Chicago Worlds Fair Exhibit Childrens Book

The World’s Fair Exhibit, like the other special viewings and experiences on offer at the Field Museum (Creatures of Light, Egypt 3D, etc.) costs an extra $8 for adults and $6 for kids on top of the regular museum admission. Considering the relative affordability of this add-on, I would still recommend you take in the 1893 World’s Fair piece on display until September ’14 during your next visit to Chicago. I believe strongly in investing in your child’s childhood and this exhibit, while not living up to my lofty expectations, still gives a hefty glimpse into the world as it existed 120 years ago and this kind of historical experience and conversation starter is worth the ticket price. The volumes of cultural talking points, for example, wrapped up in the description of the living Inuit exhibit that was at the Fair is too important to pass up.

The Field Museum’s app can be a helpful tool to enhance your visit to the museum as a whole and the 1893 World’s Fair exhibit. It is well designed and pretty to look at but in and of itself doesn’t stir emotions.
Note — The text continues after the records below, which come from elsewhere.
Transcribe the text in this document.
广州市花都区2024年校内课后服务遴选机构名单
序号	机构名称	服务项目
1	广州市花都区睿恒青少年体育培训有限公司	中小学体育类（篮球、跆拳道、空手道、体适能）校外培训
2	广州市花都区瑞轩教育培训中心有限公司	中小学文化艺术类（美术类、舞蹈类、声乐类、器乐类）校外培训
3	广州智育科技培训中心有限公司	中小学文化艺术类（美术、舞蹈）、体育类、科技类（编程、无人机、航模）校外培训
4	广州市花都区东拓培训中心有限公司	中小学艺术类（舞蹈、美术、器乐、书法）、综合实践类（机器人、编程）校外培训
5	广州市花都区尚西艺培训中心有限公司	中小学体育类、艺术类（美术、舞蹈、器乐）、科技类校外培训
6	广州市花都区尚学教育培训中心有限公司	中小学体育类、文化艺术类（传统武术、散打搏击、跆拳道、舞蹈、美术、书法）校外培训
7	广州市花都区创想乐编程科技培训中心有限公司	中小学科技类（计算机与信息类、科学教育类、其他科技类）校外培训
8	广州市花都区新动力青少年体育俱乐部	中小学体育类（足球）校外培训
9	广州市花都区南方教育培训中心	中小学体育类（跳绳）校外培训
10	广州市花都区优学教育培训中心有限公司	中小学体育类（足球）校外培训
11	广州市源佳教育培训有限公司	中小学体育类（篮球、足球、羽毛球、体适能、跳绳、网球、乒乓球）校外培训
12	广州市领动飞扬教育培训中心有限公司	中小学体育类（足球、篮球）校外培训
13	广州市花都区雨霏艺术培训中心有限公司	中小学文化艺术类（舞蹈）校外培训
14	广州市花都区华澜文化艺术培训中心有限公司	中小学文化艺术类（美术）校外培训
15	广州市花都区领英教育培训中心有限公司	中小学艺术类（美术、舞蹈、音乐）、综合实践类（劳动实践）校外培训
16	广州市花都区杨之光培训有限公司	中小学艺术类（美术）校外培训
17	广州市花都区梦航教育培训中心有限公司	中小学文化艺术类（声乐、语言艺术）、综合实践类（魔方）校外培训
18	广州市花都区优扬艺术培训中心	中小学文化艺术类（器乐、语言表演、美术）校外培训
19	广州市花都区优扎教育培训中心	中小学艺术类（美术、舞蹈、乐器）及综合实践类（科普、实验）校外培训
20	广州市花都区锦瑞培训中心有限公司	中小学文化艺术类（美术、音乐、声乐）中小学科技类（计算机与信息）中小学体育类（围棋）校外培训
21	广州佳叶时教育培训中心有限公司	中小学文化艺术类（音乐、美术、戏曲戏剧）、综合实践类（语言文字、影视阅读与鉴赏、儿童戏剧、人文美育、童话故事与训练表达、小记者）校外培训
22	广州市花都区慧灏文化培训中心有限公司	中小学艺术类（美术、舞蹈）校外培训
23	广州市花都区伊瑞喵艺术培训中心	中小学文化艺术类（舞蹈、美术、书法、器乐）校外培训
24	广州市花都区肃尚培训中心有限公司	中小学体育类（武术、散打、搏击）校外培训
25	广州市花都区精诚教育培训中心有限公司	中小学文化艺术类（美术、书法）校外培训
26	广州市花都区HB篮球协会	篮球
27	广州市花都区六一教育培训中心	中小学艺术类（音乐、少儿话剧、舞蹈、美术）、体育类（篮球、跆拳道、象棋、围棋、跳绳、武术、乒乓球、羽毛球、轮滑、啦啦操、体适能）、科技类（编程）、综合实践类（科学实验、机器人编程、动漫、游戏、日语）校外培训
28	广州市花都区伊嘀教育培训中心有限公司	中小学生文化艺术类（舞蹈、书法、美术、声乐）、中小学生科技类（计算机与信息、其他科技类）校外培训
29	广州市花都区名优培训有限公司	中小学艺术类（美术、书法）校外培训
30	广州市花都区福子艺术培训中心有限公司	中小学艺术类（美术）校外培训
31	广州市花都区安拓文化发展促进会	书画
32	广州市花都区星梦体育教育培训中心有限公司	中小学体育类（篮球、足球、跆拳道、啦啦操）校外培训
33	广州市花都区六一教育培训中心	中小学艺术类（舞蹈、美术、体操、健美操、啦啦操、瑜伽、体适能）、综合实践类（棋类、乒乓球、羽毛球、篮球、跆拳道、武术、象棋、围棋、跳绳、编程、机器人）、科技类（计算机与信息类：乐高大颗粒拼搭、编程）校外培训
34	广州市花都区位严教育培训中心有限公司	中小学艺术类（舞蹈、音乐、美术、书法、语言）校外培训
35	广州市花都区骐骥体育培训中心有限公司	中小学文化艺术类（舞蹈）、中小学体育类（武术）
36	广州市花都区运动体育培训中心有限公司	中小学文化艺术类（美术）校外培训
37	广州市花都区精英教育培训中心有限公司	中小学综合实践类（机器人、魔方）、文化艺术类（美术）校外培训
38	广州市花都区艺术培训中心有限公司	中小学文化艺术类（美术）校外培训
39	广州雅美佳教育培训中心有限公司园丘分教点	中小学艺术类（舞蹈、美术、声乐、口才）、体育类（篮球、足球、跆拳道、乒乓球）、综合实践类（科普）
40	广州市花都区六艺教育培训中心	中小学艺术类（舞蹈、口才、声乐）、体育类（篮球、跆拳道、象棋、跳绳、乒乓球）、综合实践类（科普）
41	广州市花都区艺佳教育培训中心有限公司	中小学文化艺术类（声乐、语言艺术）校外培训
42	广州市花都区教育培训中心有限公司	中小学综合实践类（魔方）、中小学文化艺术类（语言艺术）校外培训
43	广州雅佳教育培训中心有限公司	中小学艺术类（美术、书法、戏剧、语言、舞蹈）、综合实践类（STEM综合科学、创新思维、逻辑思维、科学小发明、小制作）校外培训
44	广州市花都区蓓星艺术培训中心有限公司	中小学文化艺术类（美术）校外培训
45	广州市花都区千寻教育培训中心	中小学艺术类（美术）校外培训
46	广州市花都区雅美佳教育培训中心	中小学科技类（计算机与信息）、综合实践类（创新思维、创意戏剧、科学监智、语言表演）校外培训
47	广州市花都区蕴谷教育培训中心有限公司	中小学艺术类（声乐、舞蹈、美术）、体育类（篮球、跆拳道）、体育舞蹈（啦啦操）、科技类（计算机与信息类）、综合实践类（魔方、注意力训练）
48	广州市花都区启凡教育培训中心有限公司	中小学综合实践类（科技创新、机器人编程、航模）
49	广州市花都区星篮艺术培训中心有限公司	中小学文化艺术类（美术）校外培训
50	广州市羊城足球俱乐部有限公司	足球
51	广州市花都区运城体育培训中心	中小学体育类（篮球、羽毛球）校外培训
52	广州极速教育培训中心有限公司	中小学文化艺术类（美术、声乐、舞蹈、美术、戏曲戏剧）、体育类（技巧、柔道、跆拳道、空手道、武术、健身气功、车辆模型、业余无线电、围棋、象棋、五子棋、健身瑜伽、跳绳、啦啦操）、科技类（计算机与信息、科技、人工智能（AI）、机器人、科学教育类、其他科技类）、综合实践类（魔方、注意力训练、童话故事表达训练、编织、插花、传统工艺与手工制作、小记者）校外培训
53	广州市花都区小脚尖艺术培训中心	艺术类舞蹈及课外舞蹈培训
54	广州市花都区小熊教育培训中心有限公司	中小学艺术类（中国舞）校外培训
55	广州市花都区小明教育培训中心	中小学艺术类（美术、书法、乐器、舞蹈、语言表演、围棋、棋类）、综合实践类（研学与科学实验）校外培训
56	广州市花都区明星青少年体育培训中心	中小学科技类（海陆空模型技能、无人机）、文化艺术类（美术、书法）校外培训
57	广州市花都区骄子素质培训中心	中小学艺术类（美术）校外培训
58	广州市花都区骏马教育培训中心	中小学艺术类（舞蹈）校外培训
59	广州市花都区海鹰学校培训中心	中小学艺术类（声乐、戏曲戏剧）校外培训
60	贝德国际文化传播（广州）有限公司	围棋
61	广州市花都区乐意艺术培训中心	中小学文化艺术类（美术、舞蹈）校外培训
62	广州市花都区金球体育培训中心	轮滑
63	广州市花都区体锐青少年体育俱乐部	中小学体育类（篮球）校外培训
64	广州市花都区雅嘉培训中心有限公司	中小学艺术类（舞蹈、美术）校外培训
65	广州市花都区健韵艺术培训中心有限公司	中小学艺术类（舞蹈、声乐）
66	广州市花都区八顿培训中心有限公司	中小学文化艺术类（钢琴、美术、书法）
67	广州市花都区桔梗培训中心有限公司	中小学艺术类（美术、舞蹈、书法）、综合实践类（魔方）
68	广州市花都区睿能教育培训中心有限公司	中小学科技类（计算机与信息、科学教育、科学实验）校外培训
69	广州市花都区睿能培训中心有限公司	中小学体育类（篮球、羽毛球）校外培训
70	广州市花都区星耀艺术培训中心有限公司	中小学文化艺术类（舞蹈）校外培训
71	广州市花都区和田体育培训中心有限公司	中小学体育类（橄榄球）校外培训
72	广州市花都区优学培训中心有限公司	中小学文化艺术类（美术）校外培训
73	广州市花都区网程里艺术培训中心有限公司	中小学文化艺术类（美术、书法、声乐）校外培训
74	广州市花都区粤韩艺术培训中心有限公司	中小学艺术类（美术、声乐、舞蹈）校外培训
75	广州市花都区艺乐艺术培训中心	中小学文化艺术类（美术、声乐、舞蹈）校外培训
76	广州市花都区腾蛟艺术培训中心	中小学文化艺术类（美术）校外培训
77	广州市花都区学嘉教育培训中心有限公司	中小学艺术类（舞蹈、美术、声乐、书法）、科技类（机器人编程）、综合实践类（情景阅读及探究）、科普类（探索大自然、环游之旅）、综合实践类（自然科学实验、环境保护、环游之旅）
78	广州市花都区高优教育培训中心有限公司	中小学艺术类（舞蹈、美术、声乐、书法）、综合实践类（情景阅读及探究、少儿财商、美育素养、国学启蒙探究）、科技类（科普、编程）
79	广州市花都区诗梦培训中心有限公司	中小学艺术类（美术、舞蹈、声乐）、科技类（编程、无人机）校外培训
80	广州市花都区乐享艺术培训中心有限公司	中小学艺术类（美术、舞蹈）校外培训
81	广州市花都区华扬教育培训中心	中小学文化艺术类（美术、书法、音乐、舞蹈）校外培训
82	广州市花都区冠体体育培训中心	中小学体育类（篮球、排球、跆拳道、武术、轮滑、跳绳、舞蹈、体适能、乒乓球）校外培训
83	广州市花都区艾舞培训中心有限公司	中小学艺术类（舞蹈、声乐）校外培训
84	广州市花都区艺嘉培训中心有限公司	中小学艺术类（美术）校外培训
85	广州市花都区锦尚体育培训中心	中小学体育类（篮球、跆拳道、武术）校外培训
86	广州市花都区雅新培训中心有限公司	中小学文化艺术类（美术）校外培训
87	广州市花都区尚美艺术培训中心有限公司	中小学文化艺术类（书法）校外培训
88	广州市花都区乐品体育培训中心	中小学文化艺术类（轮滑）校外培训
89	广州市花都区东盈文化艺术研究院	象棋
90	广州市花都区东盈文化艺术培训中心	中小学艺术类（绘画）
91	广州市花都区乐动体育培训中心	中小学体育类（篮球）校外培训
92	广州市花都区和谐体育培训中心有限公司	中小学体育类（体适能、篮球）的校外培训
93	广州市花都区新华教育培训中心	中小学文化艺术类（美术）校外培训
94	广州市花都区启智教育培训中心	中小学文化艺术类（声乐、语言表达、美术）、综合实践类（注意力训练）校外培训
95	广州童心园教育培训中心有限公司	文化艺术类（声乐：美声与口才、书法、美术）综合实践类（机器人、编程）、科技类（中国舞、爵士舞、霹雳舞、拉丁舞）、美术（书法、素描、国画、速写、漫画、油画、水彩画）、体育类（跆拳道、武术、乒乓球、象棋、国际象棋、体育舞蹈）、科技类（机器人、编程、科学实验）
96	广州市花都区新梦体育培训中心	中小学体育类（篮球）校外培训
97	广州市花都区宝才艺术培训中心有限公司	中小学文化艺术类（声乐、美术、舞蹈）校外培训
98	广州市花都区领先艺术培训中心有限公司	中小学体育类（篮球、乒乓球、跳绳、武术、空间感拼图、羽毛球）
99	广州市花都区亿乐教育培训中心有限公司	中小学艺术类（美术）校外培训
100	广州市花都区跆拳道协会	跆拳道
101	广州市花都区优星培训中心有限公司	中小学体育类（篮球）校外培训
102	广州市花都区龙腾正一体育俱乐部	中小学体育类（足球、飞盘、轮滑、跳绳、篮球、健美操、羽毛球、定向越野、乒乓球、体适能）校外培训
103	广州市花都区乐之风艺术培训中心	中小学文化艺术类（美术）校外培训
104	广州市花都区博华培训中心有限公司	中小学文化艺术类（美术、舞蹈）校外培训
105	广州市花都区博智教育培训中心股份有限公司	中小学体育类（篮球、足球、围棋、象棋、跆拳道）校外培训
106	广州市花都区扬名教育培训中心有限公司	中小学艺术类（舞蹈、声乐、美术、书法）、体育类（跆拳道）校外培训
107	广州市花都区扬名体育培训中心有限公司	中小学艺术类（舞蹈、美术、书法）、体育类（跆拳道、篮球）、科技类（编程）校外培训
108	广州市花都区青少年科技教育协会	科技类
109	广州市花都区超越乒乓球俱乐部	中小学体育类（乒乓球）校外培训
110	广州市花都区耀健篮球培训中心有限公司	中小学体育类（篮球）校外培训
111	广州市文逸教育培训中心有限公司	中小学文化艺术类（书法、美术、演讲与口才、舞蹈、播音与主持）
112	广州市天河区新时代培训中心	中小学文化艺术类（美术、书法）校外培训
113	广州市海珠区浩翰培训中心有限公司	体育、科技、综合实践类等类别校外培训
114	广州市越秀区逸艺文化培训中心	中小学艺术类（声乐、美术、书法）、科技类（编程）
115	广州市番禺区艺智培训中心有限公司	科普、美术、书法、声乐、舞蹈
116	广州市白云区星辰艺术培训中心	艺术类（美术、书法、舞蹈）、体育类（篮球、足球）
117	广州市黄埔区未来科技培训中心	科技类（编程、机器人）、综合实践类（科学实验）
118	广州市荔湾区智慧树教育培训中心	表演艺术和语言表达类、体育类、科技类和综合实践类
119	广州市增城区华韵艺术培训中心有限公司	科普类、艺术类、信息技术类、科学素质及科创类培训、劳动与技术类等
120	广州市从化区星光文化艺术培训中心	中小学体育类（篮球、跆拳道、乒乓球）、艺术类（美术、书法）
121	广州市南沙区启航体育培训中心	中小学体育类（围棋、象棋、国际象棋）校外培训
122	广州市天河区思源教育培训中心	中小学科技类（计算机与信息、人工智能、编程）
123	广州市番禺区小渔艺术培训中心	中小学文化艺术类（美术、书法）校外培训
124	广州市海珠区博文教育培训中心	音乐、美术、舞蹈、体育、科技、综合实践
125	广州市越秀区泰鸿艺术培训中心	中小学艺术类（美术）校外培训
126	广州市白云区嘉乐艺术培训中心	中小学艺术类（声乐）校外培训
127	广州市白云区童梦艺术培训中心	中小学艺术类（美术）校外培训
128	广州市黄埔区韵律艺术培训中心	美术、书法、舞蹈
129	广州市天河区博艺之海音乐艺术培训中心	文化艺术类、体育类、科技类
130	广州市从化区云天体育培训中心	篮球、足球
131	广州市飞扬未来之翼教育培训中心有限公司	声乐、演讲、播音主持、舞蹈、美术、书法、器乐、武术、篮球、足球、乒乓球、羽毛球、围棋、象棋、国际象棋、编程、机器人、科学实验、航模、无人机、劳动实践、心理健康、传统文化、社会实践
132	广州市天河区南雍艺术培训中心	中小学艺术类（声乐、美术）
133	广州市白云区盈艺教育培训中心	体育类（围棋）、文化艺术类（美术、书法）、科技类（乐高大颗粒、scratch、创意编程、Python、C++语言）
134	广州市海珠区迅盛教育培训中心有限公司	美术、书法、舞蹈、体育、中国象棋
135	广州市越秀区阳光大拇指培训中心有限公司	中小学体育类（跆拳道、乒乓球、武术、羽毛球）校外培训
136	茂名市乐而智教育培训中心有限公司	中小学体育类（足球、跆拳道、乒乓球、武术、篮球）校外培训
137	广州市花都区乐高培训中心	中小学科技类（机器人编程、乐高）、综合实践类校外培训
The scanning of QR codes that are located on displays all around the museum can be enlightening, however, the issue is the spotty free WiFi service one must connect to in order to have service while in the bowels of the place. For our entire walk through the World’s Fair exhibit, I unfortunately couldn’t access the internet or the app. It wasn’t until we strolled through the considerably less crowded What’s An Animal and adjacent Reptiles room that I could hop on the network.

For a museum born out of the tumultuous and exhilarating post-modern 1893 World’s Fair, the exhibit that now shares its name felt disappointingly sterile, safe and stiff but I’m still glad we saw it. I am still upset, however, about not being able to snag a replica of that map!

I was selected for this opportunity by Clever Girls Collective, however all content and opinions expressed here are my own.